Melanie Joly, ministre fédérale des Langues officielles

Transferts pour l'éducation en milieux minoritaires: brèche dans le champ de compétence des provinces

Il aura fallu la crise linguistique en Ontario pour que le fédéral réussisse à convaincre les provinces et territoires d’ouvrir leurs livres comptables pour des transferts en éducation.

La ministre des Langues officielles, Mélanie Joly, affirme que le gouvernement du Canada cherchait à impliquer des partenaires du milieu de l’éducation pour le financement de projets dans les écoles de langue en milieu minoritaire.

« Il y a toujours eu un protocole d’entente, mais il y avait des questions qui pouvaient se poser pour savoir l’argent allait où », soutient Mme Joly.

Le fédéral s’est entendu avec les provinces et territoires sur les termes du protocole d’entente pour appuyer l’éducation dans une langue officielle en milieu minoritaire.

« Il y avait une certaine stagnation jusqu’aux manifestations ici en Ontario, affirme Mélanie Joly.
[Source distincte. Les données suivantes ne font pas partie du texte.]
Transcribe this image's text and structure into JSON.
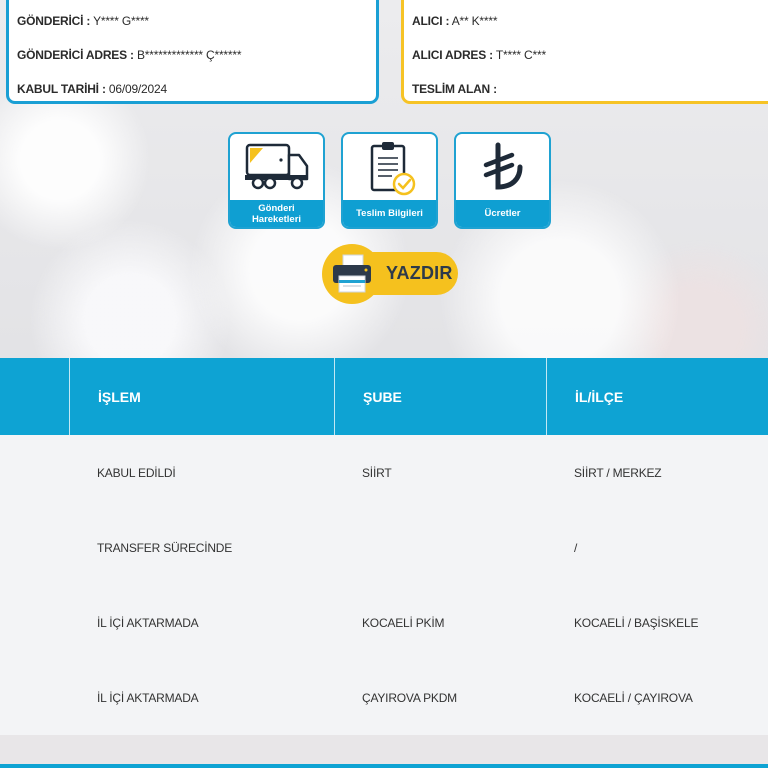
{
  "sender_card": {
    "sender_label": "GÖNDERİCİ :",
    "sender_value": "Y**** G****",
    "address_label": "GÖNDERİCİ ADRES :",
    "address_value": "B************* Ç******",
    "date_label": "KABUL TARİHİ :",
    "date_value": "06/09/2024"
  },
  "receiver_card": {
    "receiver_label": "ALICI :",
    "receiver_value": "A** K****",
    "address_label": "ALICI ADRES :",
    "address_value": "T**** C***",
    "delivered_label": "TESLİM ALAN :",
    "delivered_value": ""
  },
  "tiles": [
    {
      "label": "Gönderi Hareketleri",
      "icon": "truck-icon"
    },
    {
      "label": "Teslim Bilgileri",
      "icon": "clipboard-check-icon"
    },
    {
      "label": "Ücretler",
      "icon": "lira-icon"
    }
  ],
  "print_button": {
    "label": "YAZDIR",
    "icon": "printer-icon"
  },
  "colors": {
    "blue": "#0ea3d3",
    "yellow": "#f5c11e",
    "text": "#2b2b2b"
  },
  "table": {
    "headers": [
      "",
      "İŞLEM",
      "ŞUBE",
      "İL/İLÇE"
    ],
    "rows": [
      [
        "KABUL EDİLDİ",
        "SİİRT",
        "SİİRT / MERKEZ"
      ],
      [
        "TRANSFER SÜRECİNDE",
        "",
        "/"
      ],
      [
        "İL İÇİ AKTARMADA",
        "KOCAELİ PKİM",
        "KOCAELİ / BAŞİSKELE"
      ],
      [
        "İL İÇİ AKTARMADA",
        "ÇAYIROVA PKDM",
        "KOCAELİ / ÇAYIROVA"
      ]
    ]
  }
}
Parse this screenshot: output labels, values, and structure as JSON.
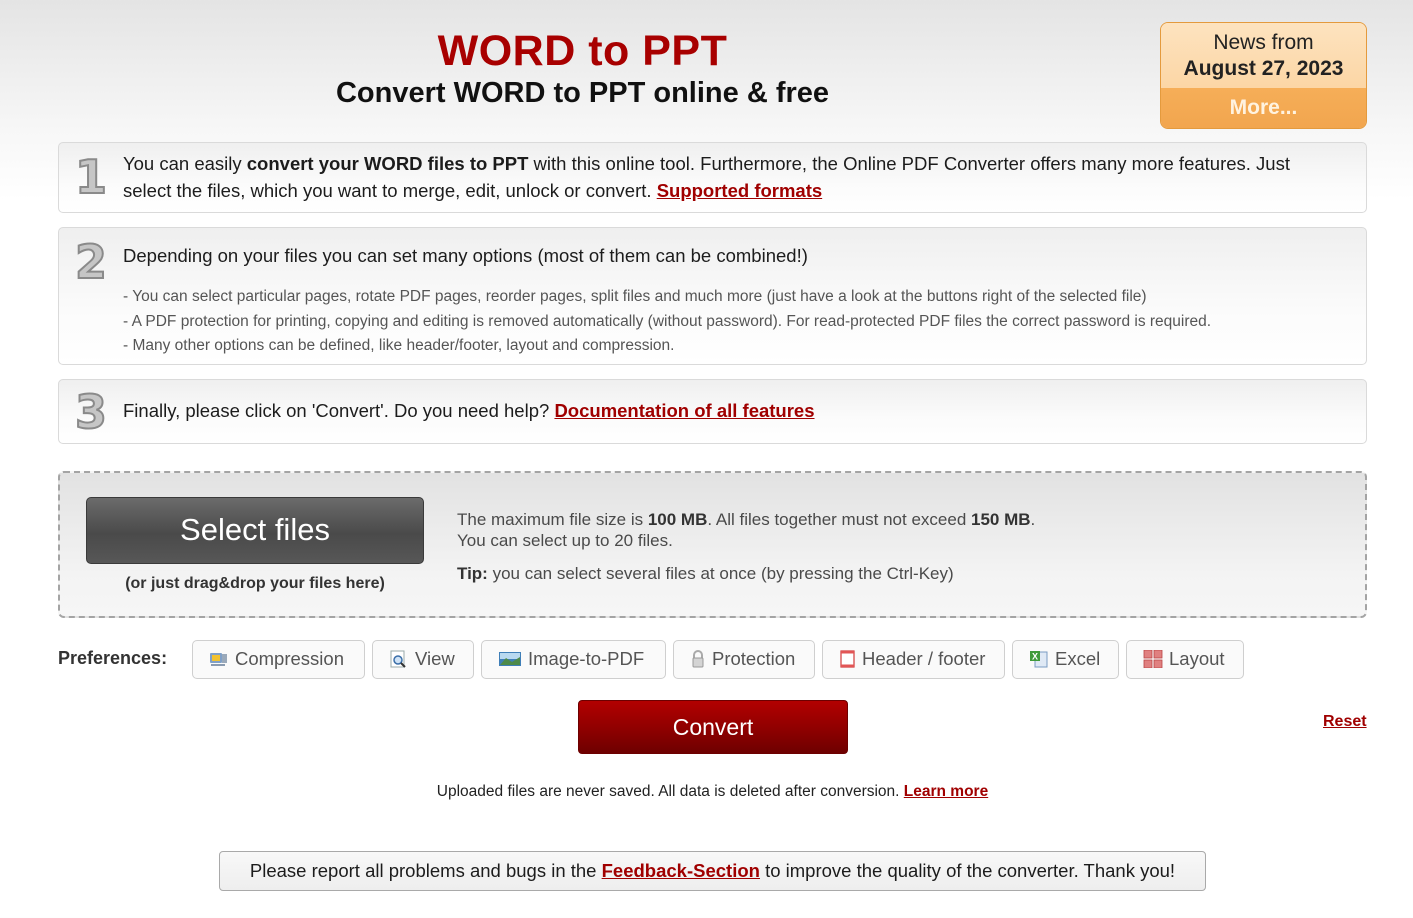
{
  "header": {
    "title": "WORD to PPT",
    "subtitle": "Convert WORD to PPT online & free"
  },
  "news": {
    "from_label": "News from",
    "date": "August 27, 2023",
    "more_label": "More..."
  },
  "steps": [
    {
      "number": "1",
      "text_before": "You can easily ",
      "text_bold": "convert your WORD files to PPT",
      "text_after": " with this online tool. Furthermore, the Online PDF Converter offers many more features. Just select the files, which you want to merge, edit, unlock or convert. ",
      "link": "Supported formats"
    },
    {
      "number": "2",
      "text": "Depending on your files you can set many options (most of them can be combined!)",
      "bullets": [
        "- You can select particular pages, rotate PDF pages, reorder pages, split files and much more (just have a look at the buttons right of the selected file)",
        "- A PDF protection for printing, copying and editing is removed automatically (without password). For read-protected PDF files the correct password is required.",
        "- Many other options can be defined, like header/footer, layout and compression."
      ]
    },
    {
      "number": "3",
      "text": "Finally, please click on 'Convert'. Do you need help? ",
      "link": "Documentation of all features"
    }
  ],
  "upload": {
    "select_label": "Select files",
    "drag_hint": "(or just drag&drop your files here)",
    "max_size_prefix": "The maximum file size is ",
    "max_size": "100 MB",
    "total_prefix": ". All files together must not exceed ",
    "total_size": "150 MB",
    "total_suffix": ".",
    "max_files": "You can select up to 20 files.",
    "tip_label": "Tip:",
    "tip_text": " you can select several files at once (by pressing the Ctrl-Key)"
  },
  "preferences": {
    "label": "Preferences:",
    "buttons": [
      {
        "label": "Compression",
        "icon": "compression-icon"
      },
      {
        "label": "View",
        "icon": "view-magnifier-icon"
      },
      {
        "label": "Image-to-PDF",
        "icon": "image-icon"
      },
      {
        "label": "Protection",
        "icon": "lock-icon"
      },
      {
        "label": "Header / footer",
        "icon": "header-footer-icon"
      },
      {
        "label": "Excel",
        "icon": "excel-icon"
      },
      {
        "label": "Layout",
        "icon": "layout-grid-icon"
      }
    ]
  },
  "actions": {
    "convert_label": "Convert",
    "reset_label": "Reset"
  },
  "privacy": {
    "text": "Uploaded files are never saved. All data is deleted after conversion. ",
    "link": "Learn more"
  },
  "feedback": {
    "before": "Please report all problems and bugs in the ",
    "link": "Feedback-Section",
    "after": " to improve the quality of the converter. Thank you!"
  },
  "colors": {
    "brand_red": "#a80000",
    "news_orange": "#f1a54e",
    "select_button": "#555555"
  }
}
Les francophones partout au pays ont dit que c’était important de protéger nos droits. Tous les provinces et territoires sont revenus à la table et ça nous a permis d’arriver à un protocole d’entente et à nous, au fédéral, d’ajouter encore plus d’argent pour financer les écoles francophones. »

Un total de plus d’un milliard de dollars sera versé au cours des quatre prochaines années, une somme similaire à ce qui se trouvait dans l’entente précédente. Ce montant avait annoncé lors du dévoilement du Plan d’action pour les langues officielles 2018-2023.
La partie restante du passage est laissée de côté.